While open-ended interviews would likely be the best way of obtaining honest, factual personal information, they may not be the best option on a large scale. They require trained interviewers, time, and participants willing to talk about their private lives in-depth to a stranger. Multiple choice questionnaires (MCQs) are another research option to discover reasons that parents choose or decline immunization for their children. MCQs would be faster and could be administered more efficiently than open-ended interviews, and they would require minimal training and money. (Helman, 2007.) During mass immunization programs such as NIDs, it could even be possible to administer MCQs door-to-door at the same time as the oral polio vaccine; especially if a parent refuses the vaccine, their opinion could be gathered quickly and immediately. There are, however, also problems that could arise with this method. Literacy is a large barrier for taking written questionnaires. In this case, someone could administer the questionnaire orally; this would get around the literacy issue, but it could also cause problems similar to the open-ended interview. If the interviewer or privacy is an issue, an oral questionnaire will probably not be the most effective method. Multiple choice questionnaires also restrict the information that can be given and "impose and artificial framework on human experience" (p. 464, Helman, 2007). One way to attempt to avoid restriction is to look at the research that has already been done on Nigerians' opinions on the polio vaccine, and use that information to create appropriate options for the questionnaire. For example, Renne (2006) found that mistrust of the government and pharmaceutical companies contributed to rejection of polio vaccines. Reasons for this varied, but certain experiences in the country were significant: an earlier trial for a meningitis drug had led to the deaths of 11 children. Some Nigerians believed that this had occurred because of a lack of informed consent, and concluded that they could not trust pharmaceutical companies or the government to have their best interests in mind. Other Nigerians believe that the polio vaccine can cause HIV or infertitlity. We will look at beliefs about the polio vaccine in a further section.
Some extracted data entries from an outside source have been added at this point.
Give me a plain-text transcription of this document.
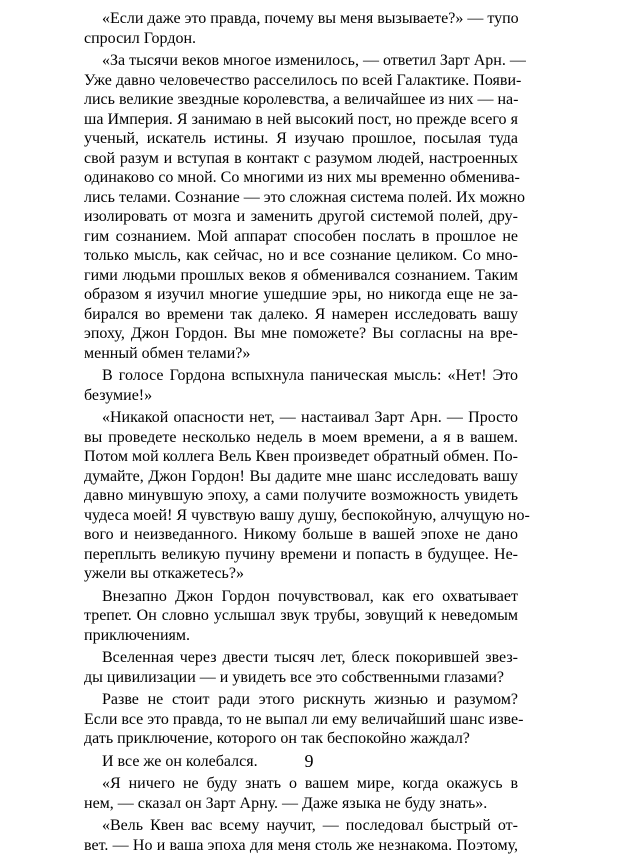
«Если даже это правда, почему вы меня вызываете?» — тупо
спросил Гордон.

«За тысячи веков многое изменилось, — ответил Зарт Арн. —
Уже давно человечество расселилось по всей Галактике. Появи-
лись великие звездные королевства, а величайшее из них — на-
ша Империя. Я занимаю в ней высокий пост, но прежде всего я
ученый, искатель истины. Я изучаю прошлое, посылая туда
свой разум и вступая в контакт с разумом людей, настроенных
одинаково со мной. Со многими из них мы временно обменива-
лись телами. Сознание — это сложная система полей. Их можно
изолировать от мозга и заменить другой системой полей, дру-
гим сознанием. Мой аппарат способен послать в прошлое не
только мысль, как сейчас, но и все сознание целиком. Со мно-
гими людьми прошлых веков я обменивался сознанием. Таким
образом я изучил многие ушедшие эры, но никогда еще не за-
бирался во времени так далеко. Я намерен исследовать вашу
эпоху, Джон Гордон. Вы мне поможете? Вы согласны на вре-
менный обмен телами?»

В голосе Гордона вспыхнула паническая мысль: «Нет! Это
безумие!»

«Никакой опасности нет, — настаивал Зарт Арн. — Просто
вы проведете несколько недель в моем времени, а я в вашем.
Потом мой коллега Вель Квен произведет обратный обмен. По-
думайте, Джон Гордон! Вы дадите мне шанс исследовать вашу
давно минувшую эпоху, а сами получите возможность увидеть
чудеса моей! Я чувствую вашу душу, беспокойную, алчущую но-
вого и неизведанного. Никому больше в вашей эпохе не дано
переплыть великую пучину времени и попасть в будущее. Не-
ужели вы откажетесь?»

Внезапно Джон Гордон почувствовал, как его охватывает
трепет. Он словно услышал звук трубы, зовущий к неведомым
приключениям.

Вселенная через двести тысяч лет, блеск покорившей звез-
ды цивилизации — и увидеть все это собственными глазами?

Разве не стоит ради этого рискнуть жизнью и разумом?
Если все это правда, то не выпал ли ему величайший шанс изве-
дать приключение, которого он так беспокойно жаждал?

И все же он колебался.

«Я ничего не буду знать о вашем мире, когда окажусь в
нем, — сказал он Зарт Арну. — Даже языка не буду знать».

«Вель Квен вас всему научит, — последовал быстрый от-
вет. — Но и ваша эпоха для меня столь же незнакома. Поэтому,

9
If specific options such as "I do not trust the government to protect my health," or, "I believe the polio vaccine can cause infertility," are included on an MCQ, we might collect a substantial amount of information and opinions.
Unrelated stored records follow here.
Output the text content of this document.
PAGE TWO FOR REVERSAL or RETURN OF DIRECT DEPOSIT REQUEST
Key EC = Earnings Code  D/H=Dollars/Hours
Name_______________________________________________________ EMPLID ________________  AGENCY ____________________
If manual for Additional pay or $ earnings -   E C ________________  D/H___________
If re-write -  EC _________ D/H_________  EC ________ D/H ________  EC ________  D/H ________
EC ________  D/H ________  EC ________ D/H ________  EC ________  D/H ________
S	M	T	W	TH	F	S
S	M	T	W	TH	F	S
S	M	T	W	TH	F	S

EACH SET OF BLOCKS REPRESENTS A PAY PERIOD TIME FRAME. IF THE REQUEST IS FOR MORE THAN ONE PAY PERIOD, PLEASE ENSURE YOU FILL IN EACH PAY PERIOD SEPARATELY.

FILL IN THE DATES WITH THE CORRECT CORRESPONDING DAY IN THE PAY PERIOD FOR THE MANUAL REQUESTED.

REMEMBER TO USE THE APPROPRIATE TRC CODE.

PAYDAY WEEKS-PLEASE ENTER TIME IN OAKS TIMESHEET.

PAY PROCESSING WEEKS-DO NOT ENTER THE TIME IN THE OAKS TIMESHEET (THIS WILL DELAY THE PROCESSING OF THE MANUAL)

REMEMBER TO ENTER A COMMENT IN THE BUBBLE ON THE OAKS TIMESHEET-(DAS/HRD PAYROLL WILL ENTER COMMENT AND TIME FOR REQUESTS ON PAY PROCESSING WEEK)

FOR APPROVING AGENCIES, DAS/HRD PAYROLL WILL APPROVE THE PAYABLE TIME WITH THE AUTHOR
Socioeconomic and other social aspects of Nigeria must be examined in order to understand polio fully. Polio, like many diseases, flourishes in poverty. We can research this by looking at the prevalence of polio among different groups, education and literacy levels, social and economic statuses. Much of this data already exists but some connections still need to be made. Areas with high levels of diarrhea and low hygeine also have high levels of polio, and these are often areas with the lowest income and education levels. (Roberts, 2004.)
We also have to look at what the conditions in other countries with endemic polio are like. There are only five countries that still struggle with polio, and there are likely similarities between these countries that can tell us about the presence of the virus. Making comparisons between these countries' healthcare services, ethnic and religious groups, Explanatory Models and socioeconomic states could bring us valuable information.